The second form of personalisation is scientific – the targeting of therapies to individuals, say through cancer vaccines or other forms of immunotherapy.
If regulators don’t take into account both aspects of personalised medicine, it can lead to them being accused of being too defensive, with a cautious ‘one size fits all’ approach based on the worst-case scenario, only concerned with the harm that may happen when people take a treatment, but not measuring any harm of it being denied. So how can regulation adapt to an era of more individualised decision-making?
The concept of a ‘preference zone’ might be useful. There may be some interventions that carry risks that would be considered universally unacceptable. The potential harms of other treatments may be so mild that everyone would be happy to take it if necessary. But many interventions lie in the ‘preference zone’ in between these extremes, where individual attitudes to the potential benefits and harms can quite reasonably influence the decision.
There is a strong parallel in the approach that the UK Health and Safety Executive take to risk. Their ground-breaking 2001 report ‘Reducing Risks, Protecting People’ (subsequently known as R2P2) introduced the ‘tolerability of risk’ framework, and has guided their work ever since. The crucial idea is that rather than trying to make anything ‘safe’, it instead puts all threats in relation to acceptable and intolerable risks. A 1-in-1,000,000 chance of an employee being killed at work each year is considered broadly acceptable – this does not mean safe, but safe enough. But a 1 in 1,000 chance is considered intolerable for a worker, as is 1 in 10,000 for a member of the public. If the estimated risk lies between the intolerable and broadly acceptable regions, then this is only tolerable if the risks are made As Low As Reasonably Practicable (ALARP), meaning that risk-reduction measures should be adopted if they are proportionate. This framework has been very successful.
So, in summary, I think the following regulatory principles might be reasonable as we move towards more personalised medicine
- Personalised medicine requires adapting regulation to allow for variation in both potential benefits and harms, and their perceived value. One size does not fit all.
- It is valuable to think of ‘generally unacceptable’ and ‘generally acceptable’ risks, with a ‘preference zone’ lying in-between. In this zone people may reasonably differ in their decisions, due to personalised trade-offs between potential benefits and harms.

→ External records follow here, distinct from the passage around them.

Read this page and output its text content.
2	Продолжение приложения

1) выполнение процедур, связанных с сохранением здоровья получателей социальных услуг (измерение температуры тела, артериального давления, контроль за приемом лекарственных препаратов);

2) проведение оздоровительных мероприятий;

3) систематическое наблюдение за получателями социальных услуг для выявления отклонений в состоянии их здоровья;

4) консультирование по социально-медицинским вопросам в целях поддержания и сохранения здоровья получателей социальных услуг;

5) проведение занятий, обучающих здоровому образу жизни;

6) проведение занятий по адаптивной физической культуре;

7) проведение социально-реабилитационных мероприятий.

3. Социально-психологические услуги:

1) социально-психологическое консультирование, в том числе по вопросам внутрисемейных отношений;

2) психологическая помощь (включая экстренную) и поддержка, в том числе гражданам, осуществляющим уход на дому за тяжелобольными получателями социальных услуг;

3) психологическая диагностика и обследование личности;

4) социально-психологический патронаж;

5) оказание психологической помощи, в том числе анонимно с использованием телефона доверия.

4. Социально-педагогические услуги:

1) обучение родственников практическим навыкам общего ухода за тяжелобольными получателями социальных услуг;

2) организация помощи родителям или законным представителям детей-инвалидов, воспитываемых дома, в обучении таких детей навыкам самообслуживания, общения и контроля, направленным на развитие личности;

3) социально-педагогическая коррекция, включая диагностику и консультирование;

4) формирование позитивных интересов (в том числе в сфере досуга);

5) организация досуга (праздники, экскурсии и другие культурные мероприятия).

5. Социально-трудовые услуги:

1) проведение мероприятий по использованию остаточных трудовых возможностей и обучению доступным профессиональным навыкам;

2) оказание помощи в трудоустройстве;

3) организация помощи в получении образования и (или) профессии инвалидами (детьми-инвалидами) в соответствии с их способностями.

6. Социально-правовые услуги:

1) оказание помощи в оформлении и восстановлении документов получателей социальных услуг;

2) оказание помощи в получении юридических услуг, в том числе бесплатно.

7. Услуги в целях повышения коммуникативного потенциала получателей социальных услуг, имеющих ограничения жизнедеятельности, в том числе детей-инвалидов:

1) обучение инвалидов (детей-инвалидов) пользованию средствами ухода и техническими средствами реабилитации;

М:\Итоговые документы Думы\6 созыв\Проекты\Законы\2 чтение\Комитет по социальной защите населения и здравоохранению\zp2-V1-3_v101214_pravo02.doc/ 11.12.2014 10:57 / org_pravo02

- Such a flexible system would require more intense multi-source monitoring of both adverse reactions and stratified real-world effectiveness. Fortunately, as therapies become increasingly targeted, it should allow more stringent monitoring of the specific individuals being treated.
I admit to a conflict-of-interest. I have locally-advanced prostate cancer – the treatment is going well currently, but when it starts to fail, I want to be able to access treatments that both (a) suit my feelings about the trade-offs between quality and quantity of life, whatever those feelings might be at the time, and (b) are preferably targeted towards my specific tumour, say through novel immunotherapy. I hope that the regulators will enable me to have the ‘best’ (for me) available treatment.